Dissolve 8 g (0.12 mo 1, 5.0 equivalents based on DCDNB) of 85 mass% hydroxide hydroxide in 130 g of water and then add 1,3-dichloro-1,4,6-dinitrobenzene 5.5 g g ((88% purity)) and 0.1 g of basic copper carbonate as a metal catalyst were added and dispersed by stirring.The mixture was reacted at reflux temperature of 103 ° C for 12 hours, cooled to room temperature, filtered to remove the catalyst, and added to the filtrate. Hydrochloric acid was added to precipitate crystals, which were filtered, washed with water, Drying yielded 3.8 g of crude yellow-brown 4,6-dinitroresorcin (3.34 g of 88% pure DNR, 81.7% yield). Crystallization gave 2.8 g of 4,6-dinitroresorcinol having a purity of 99.8%.

 13.5 g of 85% by weight potassium hydroxide was dissolved in 130 g of water, and then 12.0 g of 1,3-dichloro-1,4,6-dinitrobenzene (B: 88% purity) was added and dispersed by stirring. The reaction was carried out for 12 hours while keeping at ° C. Post-treatment was carried out in the same manner as in Example 1 to obtain 7.1 g of crude brown 4,6-dinitroresorcinol (LC purity: 70.5%, DNR: 4.97 g, yield: 55.7%). The crystals were recrystallized from acetonitrile to obtain 4.3 g of 4,6-dinitroresorcinol having a purity of 99.7%. Industrial applicability

 In the production method of the present invention, a metal catalyst is used to convert 4,6-dinitroresorcin from 1,3-dihalo 4,6-dinitrobenzene to a safe and simple operation at a high volume ratio and a high yield. Can be obtained with high purity.

Claims

The scope of the claims

 1. A process for producing 4,6-dinitroresorcinol or a salt thereof, comprising reacting 1,3-dihalo 4,6-dinitrobenzene with a base in an aqueous solvent in the presence of a metal catalyst and hydrolyzing it. .

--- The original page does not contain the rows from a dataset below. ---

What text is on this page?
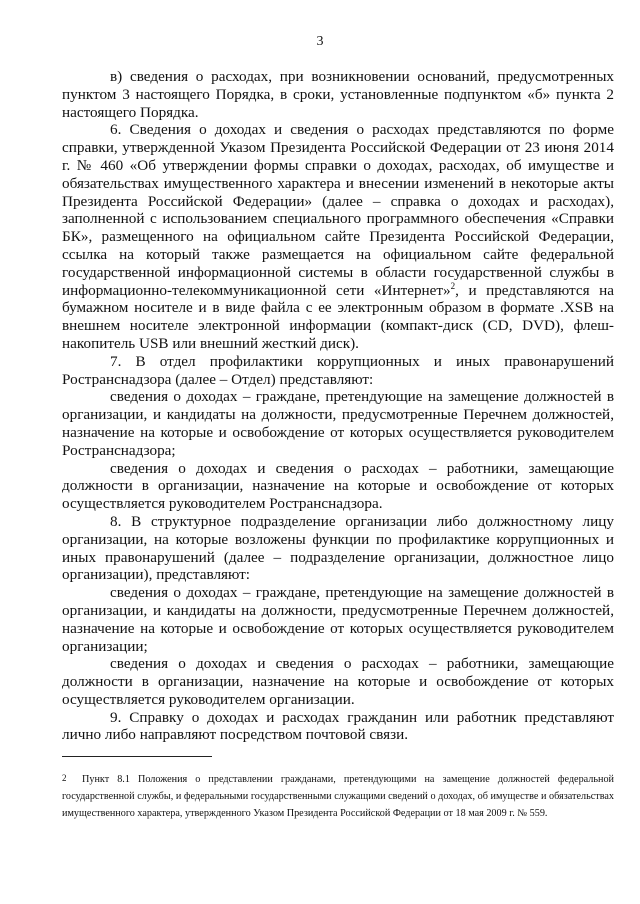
3

в) сведения о расходах, при возникновении оснований, предусмотренных пунктом 3 настоящего Порядка, в сроки, установленные подпунктом «б» пункта 2 настоящего Порядка.

6. Сведения о доходах и сведения о расходах представляются по форме справки, утвержденной Указом Президента Российской Федерации от 23 июня 2014 г. № 460 «Об утверждении формы справки о доходах, расходах, об имуществе и обязательствах имущественного характера и внесении изменений в некоторые акты Президента Российской Федерации» (далее – справка о доходах и расходах), заполненной с использованием специального программного обеспечения «Справки БК», размещенного на официальном сайте Президента Российской Федерации, ссылка на который также размещается на официальном сайте федеральной государственной информационной системы в области государственной службы в информационно-телекоммуникационной сети «Интернет»$^2$, и представляются на бумажном носителе и в виде файла с ее электронным образом в формате .XSB на внешнем носителе электронной информации (компакт-диск (CD, DVD), флеш-накопитель USB или внешний жесткий диск).

7. В отдел профилактики коррупционных и иных правонарушений Ространснадзора (далее – Отдел) представляют:

сведения о доходах – граждане, претендующие на замещение должностей в организации, и кандидаты на должности, предусмотренные Перечнем должностей, назначение на которые и освобождение от которых осуществляется руководителем Ространснадзора;

сведения о доходах и сведения о расходах – работники, замещающие должности в организации, назначение на которые и освобождение от которых осуществляется руководителем Ространснадзора.

8. В структурное подразделение организации либо должностному лицу организации, на которые возложены функции по профилактике коррупционных и иных правонарушений (далее – подразделение организации, должностное лицо организации), представляют:

сведения о доходах – граждане, претендующие на замещение должностей в организации, и кандидаты на должности, предусмотренные Перечнем должностей, назначение на которые и освобождение от которых осуществляется руководителем организации;

сведения о доходах и сведения о расходах – работники, замещающие должности в организации, назначение на которые и освобождение от которых осуществляется руководителем организации.

9. Справку о доходах и расходах гражданин или работник представляют лично либо направляют посредством почтовой связи.

2 Пункт 8.1 Положения о представлении гражданами, претендующими на замещение должностей федеральной государственной службы, и федеральными государственными служащими сведений о доходах, об имуществе и обязательствах имущественного характера, утвержденного Указом Президента Российской Федерации от 18 мая 2009 г. № 559.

 2. The method for producing 4,6-dinitroresorcin according to claim 1, which is made acidic after hydrolysis.

 3. The method for producing 4,6-dinitroresorcin or a salt thereof according to claim 1, wherein the metal catalyst is an Ib, Ilb, or VIII group metal of the periodic table or a metal compound thereof.

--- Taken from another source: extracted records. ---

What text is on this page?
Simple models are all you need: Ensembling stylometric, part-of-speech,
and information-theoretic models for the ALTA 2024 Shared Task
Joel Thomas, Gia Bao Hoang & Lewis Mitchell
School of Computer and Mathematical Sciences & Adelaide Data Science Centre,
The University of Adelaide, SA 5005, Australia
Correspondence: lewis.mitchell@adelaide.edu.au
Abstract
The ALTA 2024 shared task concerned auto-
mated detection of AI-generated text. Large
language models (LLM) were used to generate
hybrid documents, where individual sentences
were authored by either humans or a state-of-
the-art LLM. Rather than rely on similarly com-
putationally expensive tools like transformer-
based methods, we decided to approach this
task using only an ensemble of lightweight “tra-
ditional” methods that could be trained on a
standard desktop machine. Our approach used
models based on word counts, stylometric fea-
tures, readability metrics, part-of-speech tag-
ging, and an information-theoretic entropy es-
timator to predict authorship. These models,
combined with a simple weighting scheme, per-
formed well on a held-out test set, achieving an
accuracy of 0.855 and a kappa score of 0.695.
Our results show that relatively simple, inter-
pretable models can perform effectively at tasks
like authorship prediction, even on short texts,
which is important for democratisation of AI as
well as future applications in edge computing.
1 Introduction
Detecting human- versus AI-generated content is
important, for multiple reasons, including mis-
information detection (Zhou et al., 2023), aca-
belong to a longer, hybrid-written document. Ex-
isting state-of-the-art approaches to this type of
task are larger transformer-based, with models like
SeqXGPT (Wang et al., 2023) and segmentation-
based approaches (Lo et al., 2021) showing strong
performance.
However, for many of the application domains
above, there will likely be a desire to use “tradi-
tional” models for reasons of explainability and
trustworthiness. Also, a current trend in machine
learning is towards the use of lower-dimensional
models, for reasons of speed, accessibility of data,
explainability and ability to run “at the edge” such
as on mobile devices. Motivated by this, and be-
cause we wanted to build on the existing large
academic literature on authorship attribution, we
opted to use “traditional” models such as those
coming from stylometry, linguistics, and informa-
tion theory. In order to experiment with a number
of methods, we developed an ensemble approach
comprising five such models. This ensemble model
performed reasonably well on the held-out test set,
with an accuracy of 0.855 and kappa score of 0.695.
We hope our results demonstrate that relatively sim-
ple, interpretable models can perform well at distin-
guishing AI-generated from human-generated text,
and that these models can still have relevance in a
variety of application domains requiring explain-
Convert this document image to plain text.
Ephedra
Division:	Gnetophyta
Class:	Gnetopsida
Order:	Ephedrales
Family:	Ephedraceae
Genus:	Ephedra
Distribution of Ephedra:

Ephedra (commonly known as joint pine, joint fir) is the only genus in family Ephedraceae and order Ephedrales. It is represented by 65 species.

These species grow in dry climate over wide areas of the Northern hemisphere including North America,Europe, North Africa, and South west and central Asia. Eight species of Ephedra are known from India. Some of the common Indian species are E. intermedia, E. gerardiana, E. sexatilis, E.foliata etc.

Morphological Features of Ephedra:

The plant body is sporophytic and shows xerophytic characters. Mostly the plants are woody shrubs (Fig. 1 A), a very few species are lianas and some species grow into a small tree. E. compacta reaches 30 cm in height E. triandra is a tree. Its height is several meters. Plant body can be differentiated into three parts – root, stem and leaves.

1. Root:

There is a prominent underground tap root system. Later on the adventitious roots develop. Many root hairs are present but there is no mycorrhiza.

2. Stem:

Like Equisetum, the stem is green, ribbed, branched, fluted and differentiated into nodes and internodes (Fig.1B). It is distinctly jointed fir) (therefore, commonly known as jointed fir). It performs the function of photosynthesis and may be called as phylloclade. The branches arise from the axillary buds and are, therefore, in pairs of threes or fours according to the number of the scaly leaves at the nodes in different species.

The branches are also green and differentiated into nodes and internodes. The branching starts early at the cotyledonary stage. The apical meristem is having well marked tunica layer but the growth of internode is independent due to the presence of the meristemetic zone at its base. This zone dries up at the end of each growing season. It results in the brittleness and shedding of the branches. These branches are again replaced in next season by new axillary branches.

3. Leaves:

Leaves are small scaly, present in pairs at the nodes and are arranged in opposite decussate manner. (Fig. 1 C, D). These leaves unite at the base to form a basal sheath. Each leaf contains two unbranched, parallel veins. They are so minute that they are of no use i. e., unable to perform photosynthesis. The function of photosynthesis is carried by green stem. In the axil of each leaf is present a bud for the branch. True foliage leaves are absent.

 4. The method for producing 4,6-dinitroresorcin or a salt thereof according to claim 1, wherein the metal catalyst is a copper-based catalyst.

 5. The method for producing 4,6-dinitroresorcin or a salt thereof according to any one of claims 1 to 4, wherein the base is an alkali metal or an alkaline earth metal or a compound thereof. . ,

 6. The 4,6-dinitroresorcin or a salt thereof according to claim 5, wherein the alkali metal or alkaline earth metal compound is a hydroxide or oxide of an alkali metal or alkaline earth metal. Manufacturing method.

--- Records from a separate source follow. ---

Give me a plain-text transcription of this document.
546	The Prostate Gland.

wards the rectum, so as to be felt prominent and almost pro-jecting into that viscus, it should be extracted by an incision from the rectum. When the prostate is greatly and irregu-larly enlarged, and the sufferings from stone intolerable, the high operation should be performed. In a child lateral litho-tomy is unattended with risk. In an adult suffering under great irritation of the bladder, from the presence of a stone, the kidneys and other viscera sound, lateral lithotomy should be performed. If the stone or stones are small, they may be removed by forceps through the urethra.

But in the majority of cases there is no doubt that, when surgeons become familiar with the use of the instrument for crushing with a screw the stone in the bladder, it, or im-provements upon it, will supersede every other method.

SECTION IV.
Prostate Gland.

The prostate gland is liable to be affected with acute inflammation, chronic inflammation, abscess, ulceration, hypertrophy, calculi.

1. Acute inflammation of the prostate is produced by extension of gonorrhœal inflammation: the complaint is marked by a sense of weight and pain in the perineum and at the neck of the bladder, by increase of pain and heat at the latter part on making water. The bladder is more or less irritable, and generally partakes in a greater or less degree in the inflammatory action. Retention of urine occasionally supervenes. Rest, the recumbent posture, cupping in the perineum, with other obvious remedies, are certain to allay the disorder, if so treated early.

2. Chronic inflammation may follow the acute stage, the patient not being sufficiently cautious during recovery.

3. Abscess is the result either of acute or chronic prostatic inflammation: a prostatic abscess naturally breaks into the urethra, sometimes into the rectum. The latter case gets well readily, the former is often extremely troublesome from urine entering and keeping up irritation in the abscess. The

 7.1. 4, 6-Dihalo-4, 6-dinitrobenzene is 1,3-dichloro-4, 6-dinitrobenzene, 4, 6- described in any one of claims 1 to 4 A method for producing dinitroresorcin or a salt thereof.

 8. The method for producing 4,6-dinitroresorcin according to any one of claims 1 to 4, wherein the amount of the base used is 2 to 10 equivalents relative to the raw material substrate.

9. The process for producing 4,6-dinitrate resorcinol or a salt thereof according to any one of claims 1 to 4, wherein the hydrolysis reaction temperature is in the range of 50 to 150 ° C. Construction method.

 10. The aqueous solvent is water, and the used amount thereof is 5 to 25 g per 1 g of 1,3-dihalo 4,6-dinitrobenzene of the raw material.

4. The method for producing 4,6-dinitroresorcin or a salt thereof according to any one of paragraphs 4.